Yine çıkmazların kafamda bolca olduğu bir gün… İşten çıktığımda eve uğradım,yarım saatim vardı servisin kalkmasına duş alıp hemen çıktım. Durağa vardığımda servis gelmemişti henüz servisi beklerken Aslıyı aradım biraz kendime geleyim diye.Aslı iyi bir kadındı tabi ki bu boktan çıkmaz sokakları merak etmediği sürece.En azından bence.Sonuç olarak benim gibi bir adamı her halinde yanında olup ve onu düzeltmek,toplamak zor olsa gerek.Konuşma süremiz uzadı servis geldi,servise bindim.O ara annem defalarca aramış Aslıyla konuşmamız bittiğinde açtım telefonu.Biraz yerine gelmiş moralimi alıp, “Burada yeri iyi degil, iyi görünmüyor”dercesine alıp başka bir yere koydu bildiğiniz.
Hayat gerçekten çıkmaz sokaklardan ibaretti.Yola girenler yolun bittiği yerde bir başka yol başlayacakmış gibi heyecan doluydu.Ama degil başlamıyordu, başlamamalıydı da.
Hayat ya da yaşam.Siz kendinizi hangi bölümde görüyorsanız,bilirsiniz hayat ve yaşam aslında farklı anlamlar içeren iki sesteş kelime olma potansiyeline sahiplerdir.Birbirlerine delicesine aşık olup,zıt düşünceleri yüzünden sevişemeyen fakat birbirlerine olan sevgileri tüm dünyaya yetecek cinsten bir ilişki olarak tanımlayabilirim bunu…Yaşam her varlık için vardı, nesneldi. Fakat hayat özneldi. Ya da öyle olması gerekiyordu ama oldu mu tabi ki olmadı, onuda beceremedik…

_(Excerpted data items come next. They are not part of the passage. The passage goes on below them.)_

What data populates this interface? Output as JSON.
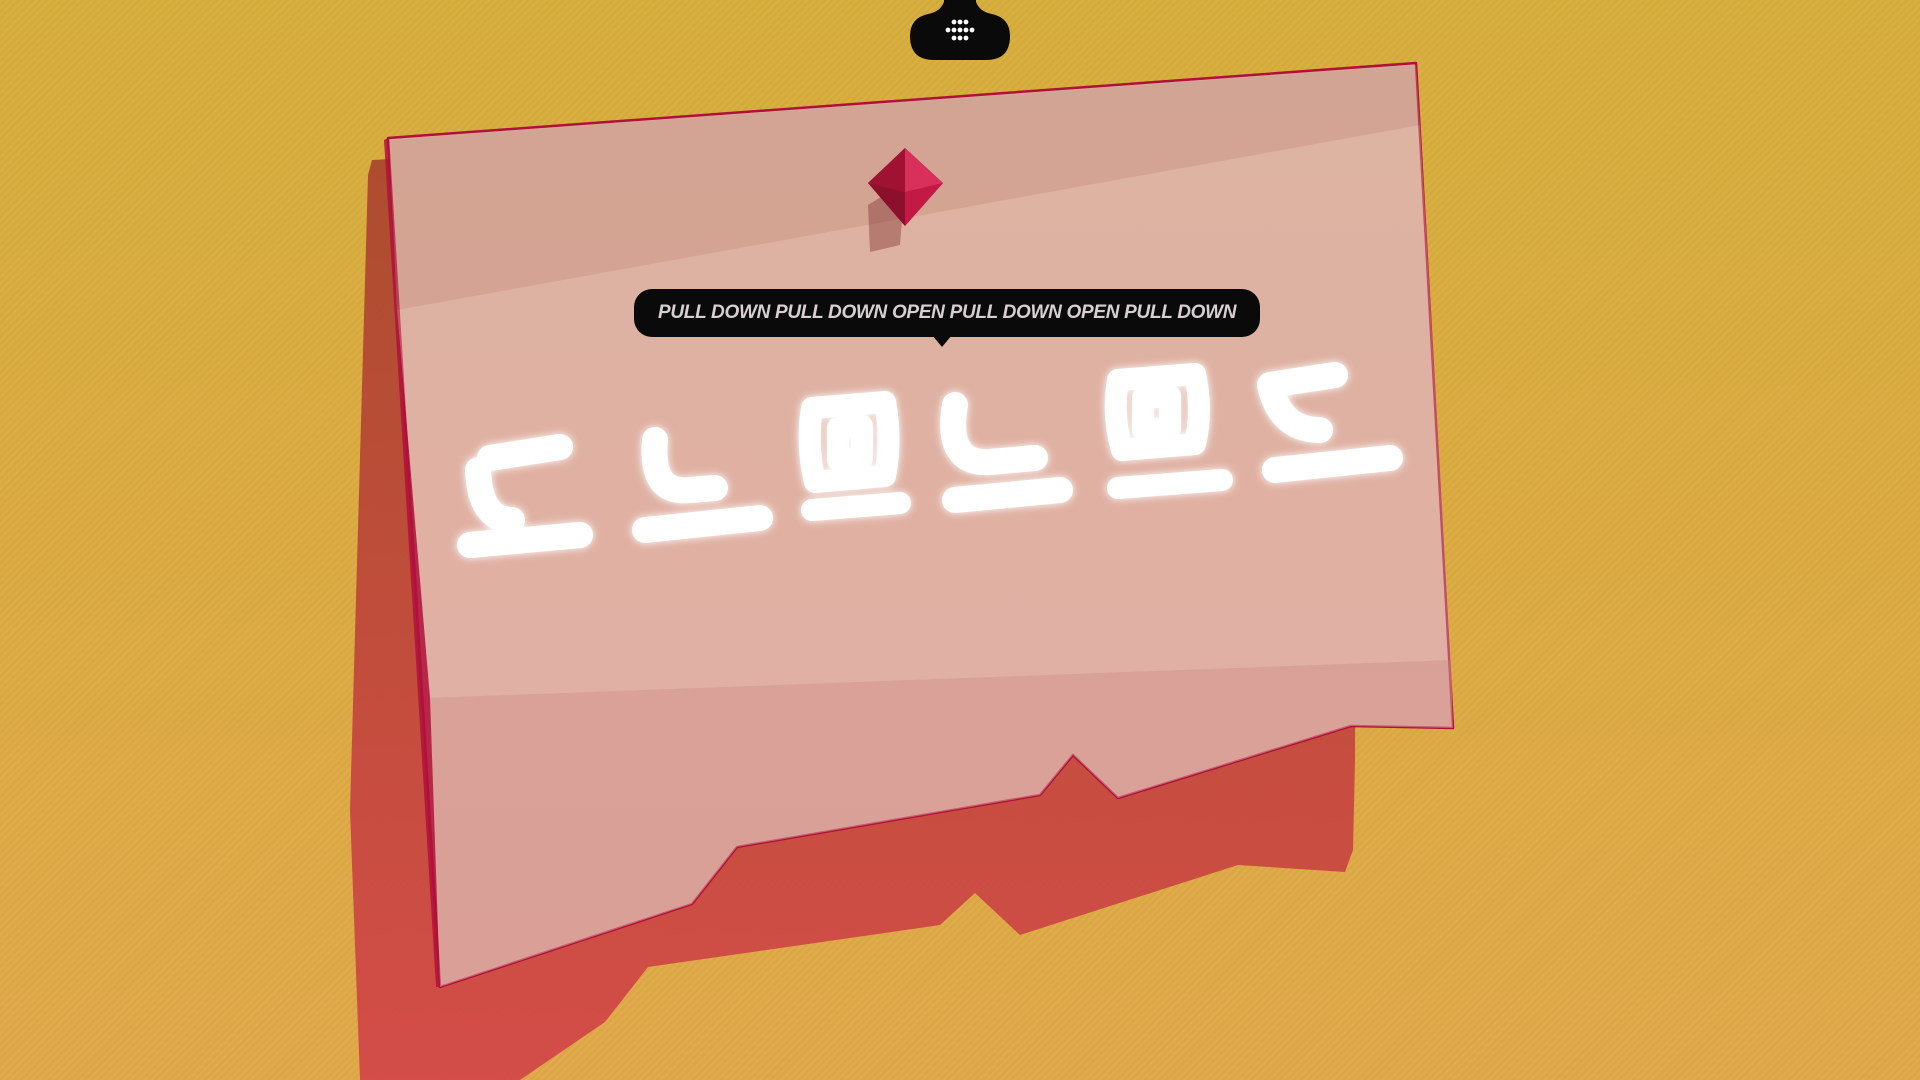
{
  "colors": {
    "background_top": "#d7ae3b",
    "background_bottom": "#e0a948",
    "panel": "#d8aa98",
    "panel_edge": "#b0103a",
    "gem": "#b5163a",
    "tooltip_bg": "#0a0a0a",
    "tooltip_text": "#d8d0d0"
  },
  "menu_handle": {
    "icon": "menu-grid-icon"
  },
  "tooltip": {
    "text": "PULL DOWN PULL DOWN OPEN PULL DOWN OPEN PULL DOWN"
  },
  "puzzle": {
    "glyphs": [
      "pull-down",
      "pull-down",
      "open",
      "pull-down",
      "open",
      "pull-down"
    ],
    "pin_icon": "gem-pin-icon"
  }
}
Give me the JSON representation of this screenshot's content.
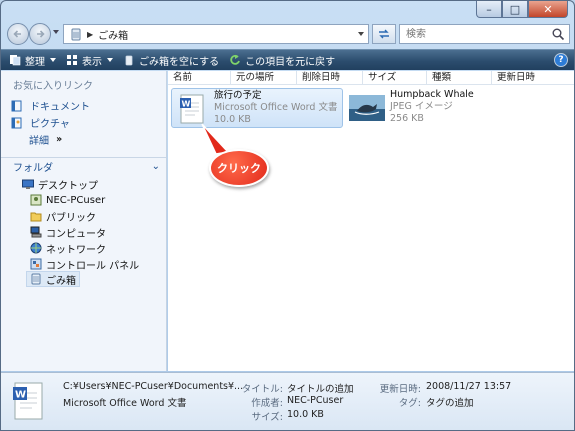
{
  "address": {
    "crumb": "ごみ箱"
  },
  "search": {
    "placeholder": "検索"
  },
  "toolbar": {
    "organize": "整理",
    "views": "表示",
    "empty_bin": "ごみ箱を空にする",
    "restore": "この項目を元に戻す"
  },
  "nav": {
    "favorites_title": "お気に入りリンク",
    "favorites": [
      {
        "label": "ドキュメント"
      },
      {
        "label": "ピクチャ"
      }
    ],
    "more": "詳細",
    "folders_title": "フォルダ",
    "tree": [
      {
        "label": "デスクトップ"
      },
      {
        "label": "NEC-PCuser"
      },
      {
        "label": "パブリック"
      },
      {
        "label": "コンピュータ"
      },
      {
        "label": "ネットワーク"
      },
      {
        "label": "コントロール パネル"
      },
      {
        "label": "ごみ箱"
      }
    ]
  },
  "columns": [
    "名前",
    "元の場所",
    "削除日時",
    "サイズ",
    "種類",
    "更新日時"
  ],
  "files": [
    {
      "name": "旅行の予定",
      "type": "Microsoft Office Word 文書",
      "size": "10.0 KB"
    },
    {
      "name": "Humpback Whale",
      "type": "JPEG イメージ",
      "size": "256 KB"
    }
  ],
  "callout": "クリック",
  "details": {
    "path": "C:¥Users¥NEC-PCuser¥Documents¥...",
    "type": "Microsoft Office Word 文書",
    "title_label": "タイトル:",
    "title_value": "タイトルの追加",
    "author_label": "作成者:",
    "author_value": "NEC-PCuser",
    "size_label": "サイズ:",
    "size_value": "10.0 KB",
    "modified_label": "更新日時:",
    "modified_value": "2008/11/27 13:57",
    "tags_label": "タグ:",
    "tags_value": "タグの追加"
  },
  "colors": {
    "accent": "#1d4f8f",
    "toolbar": "#2c4d6e",
    "callout": "#e2291b"
  }
}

Çıkmaz sokak konumuza geri döndüğümüzde ne anlatmak istediğimi tam olarak anladınız mı bilmiyorum?Biraz düşündürmek istemiştim sizleri sadece…Bu yazıyı bitirdiğinizde sakince doğrulup, hayat ve haşam arasındaki o ince çizgide kaldığınız yerden yolunuza devam etmenizi istiyorum… Teşekkür ederim.